At long wavelengths the interaction is quite different; an outer-shell electron is ripped from an atom in a tunneling process and, upon field reversal, is driven back into the atomic core. Now, for the first time we will be able to explore this strong-field regime with x-ray radiation, ~1.5-15 Ångstroms. Here, the x-ray photons interact predominantly with inner-shell electrons, and at LCLS intensities we will be able to eject inner-shell electrons faster than the femtosecond Auger refilling process, thus creating hollow atoms. Besides being an exotic state of matter, hollow atom states are precursors to enhanced x-ray damage in complex systems. To start, we will follow the evolution of the electrons in a neon atom as it is exposed to high-intensity x-ray radiation using a combination of electron and ion spectrometers.
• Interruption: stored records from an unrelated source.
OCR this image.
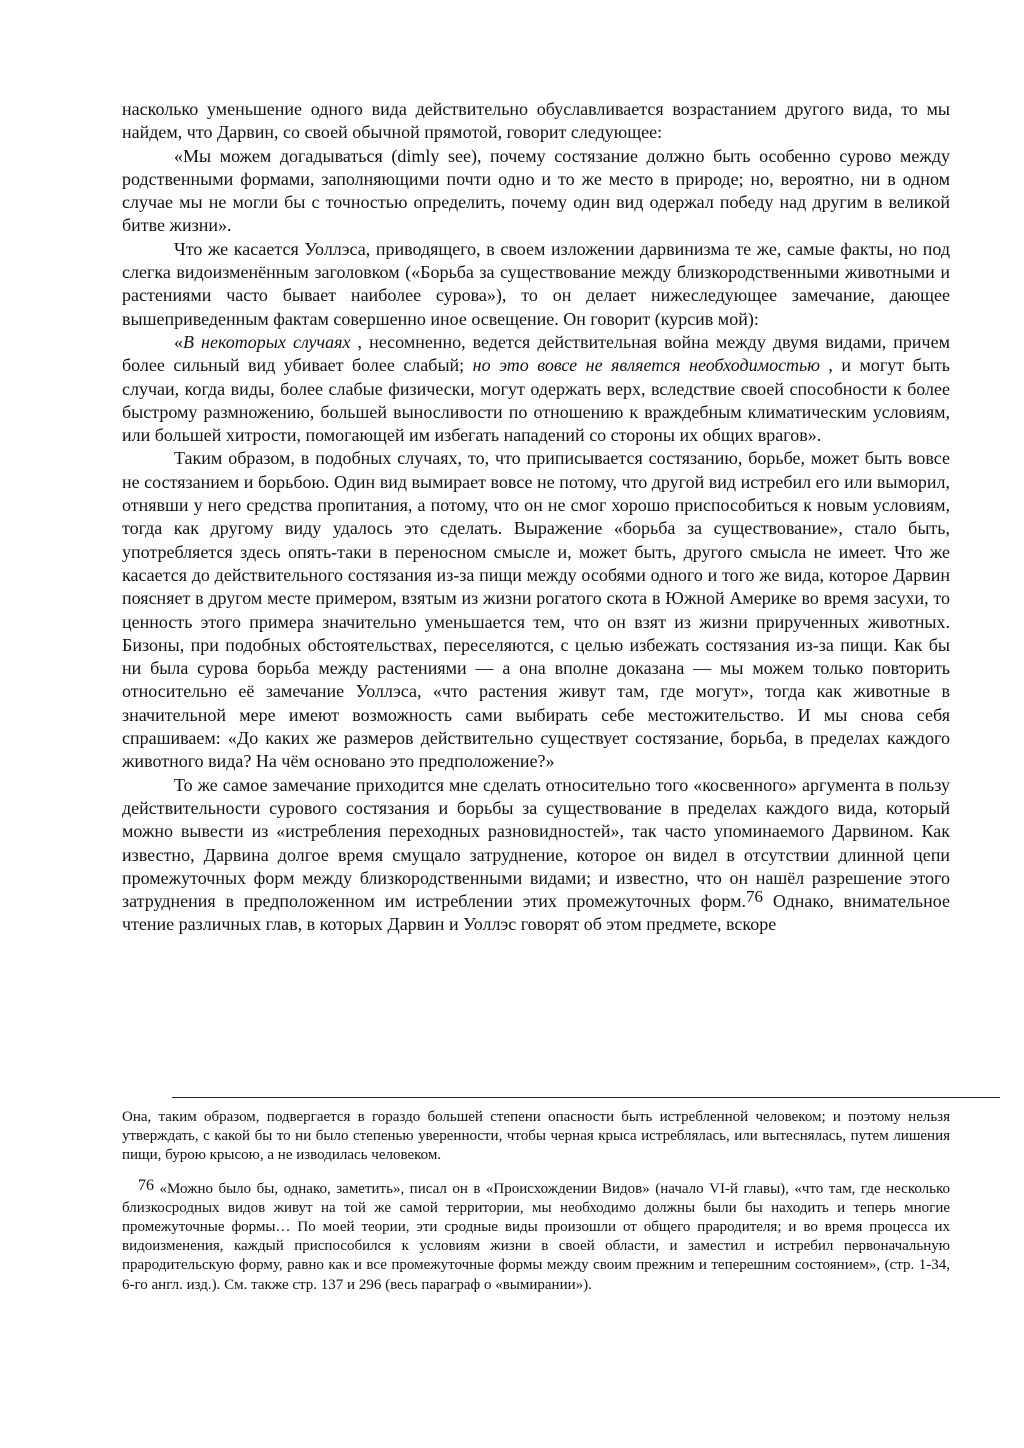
насколько уменьшение одного вида действительно обуславливается возрастанием другого вида, то мы найдем, что Дарвин, со своей обычной прямотой, говорит следующее:

«Мы можем догадываться (dimly see), почему состязание должно быть особенно сурово между родственными формами, заполняющими почти одно и то же место в природе; но, вероятно, ни в одном случае мы не могли бы с точностью определить, почему один вид одержал победу над другим в великой битве жизни».

Что же касается Уоллэса, приводящего, в своем изложении дарвинизма те же, самые факты, но под слегка видоизменённым заголовком («Борьба за существование между близкородственными животными и растениями часто бывает наиболее сурова»), то он делает нижеследующее замечание, дающее вышеприведенным фактам совершенно иное освещение. Он говорит (курсив мой):

«В некоторых случаях , несомненно, ведется действительная война между двумя видами, причем более сильный вид убивает более слабый; но это вовсе не является необходимостью , и могут быть случаи, когда виды, более слабые физически, могут одержать верх, вследствие своей способности к более быстрому размножению, большей выносливости по отношению к враждебным климатическим условиям, или большей хитрости, помогающей им избегать нападений со стороны их общих врагов».

Таким образом, в подобных случаях, то, что приписывается состязанию, борьбе, может быть вовсе не состязанием и борьбою. Один вид вымирает вовсе не потому, что другой вид истребил его или выморил, отнявши у него средства пропитания, а потому, что он не смог хорошо приспособиться к новым условиям, тогда как другому виду удалось это сделать. Выражение «борьба за существование», стало быть, употребляется здесь опять-таки в переносном смысле и, может быть, другого смысла не имеет. Что же касается до действительного состязания из-за пищи между особями одного и того же вида, которое Дарвин поясняет в другом месте примером, взятым из жизни рогатого скота в Южной Америке во время засухи, то ценность этого примера значительно уменьшается тем, что он взят из жизни прирученных животных. Бизоны, при подобных обстоятельствах, переселяются, с целью избежать состязания из-за пищи. Как бы ни была сурова борьба между растениями — а она вполне доказана — мы можем только повторить относительно её замечание Уоллэса, «что растения живут там, где могут», тогда как животные в значительной мере имеют возможность сами выбирать себе местожительство. И мы снова себя спрашиваем: «До каких же размеров действительно существует состязание, борьба, в пределах каждого животного вида? На чём основано это предположение?»

То же самое замечание приходится мне сделать относительно того «косвенного» аргумента в пользу действительности сурового состязания и борьбы за существование в пределах каждого вида, который можно вывести из «истребления переходных разновидностей», так часто упоминаемого Дарвином. Как известно, Дарвина долгое время смущало затруднение, которое он видел в отсутствии длинной цепи промежуточных форм между близкородственными видами; и известно, что он нашёл разрешение этого затруднения в предположенном им истреблении этих промежуточных форм.76 Однако, внимательное чтение различных глав, в которых Дарвин и Уоллэс говорят об этом предмете, вскоре

Она, таким образом, подвергается в гораздо большей степени опасности быть истребленной человеком; и поэтому нельзя утверждать, с какой бы то ни было степенью уверенности, чтобы черная крыса истреблялась, или вытеснялась, путем лишения пищи, бурою крысою, а не изводилась человеком.

76 «Можно было бы, однако, заметить», писал он в «Происхождении Видов» (начало VI-й главы), «что там, где несколько близкосродных видов живут на той же самой территории, мы необходимо должны были бы находить и теперь многие промежуточные формы… По моей теории, эти сродные виды произошли от общего прародителя; и во время процесса их видоизменения, каждый приспособился к условиям жизни в своей области, и заместил и истребил первоначальную прародительскую форму, равно как и все промежуточные формы между своим прежним и теперешним состоянием», (стр. 1-34, 6-го англ. изд.). См. также стр. 137 и 296 (весь параграф о «вымирании»).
The photoabsorption process acts like a Gattling gun, with the LCLS ejecting electron bullets with the energy of each bullet identifying the electronic state from which it originated.
This experiment is really like no other that we’ve conducted at a light source. Typically, one designs, constructs, and troubleshoots an instrument and then brings it to a beamline. Here, the LCLS instrument scientists, John Bozek and Christoph Bostedt, have taken primary responsibility for the apparatus—after gathering input from the user community on specific requirements. So in the accompanying photo we, the Argonne group, sit on a fine midwestern fall afternoon as the the apparatus is being commissioned at SLAC.

Standing left to right: Elliot Kanter, Robin Santra, Phay Ho, Stephen Pratt, Stefan Pabst, Anne-Marie March.
Sitting: Linda Young, Stephen Southworth, Bertold Kraessig.
Not pictured: Yuelin Li.
Since commissioning started on August 17, we’ve gone out to help commission the high-field physics apparatus, with Bertold, Elliot, Yuelin, and finally Steve Southworth taking stints of ~1.5-week duration. The commissioning and coordination process has been planned by John and Christoph, and has included researchers from Ohio State University, Western Michigan University, and Lawrence Berkeley National Laboratory, as well as SLAC. These same researchers will be our collaborators on the first experiment. It’s really “big science” comes to light sources. Tomorrow we’re on a plane to SLAC!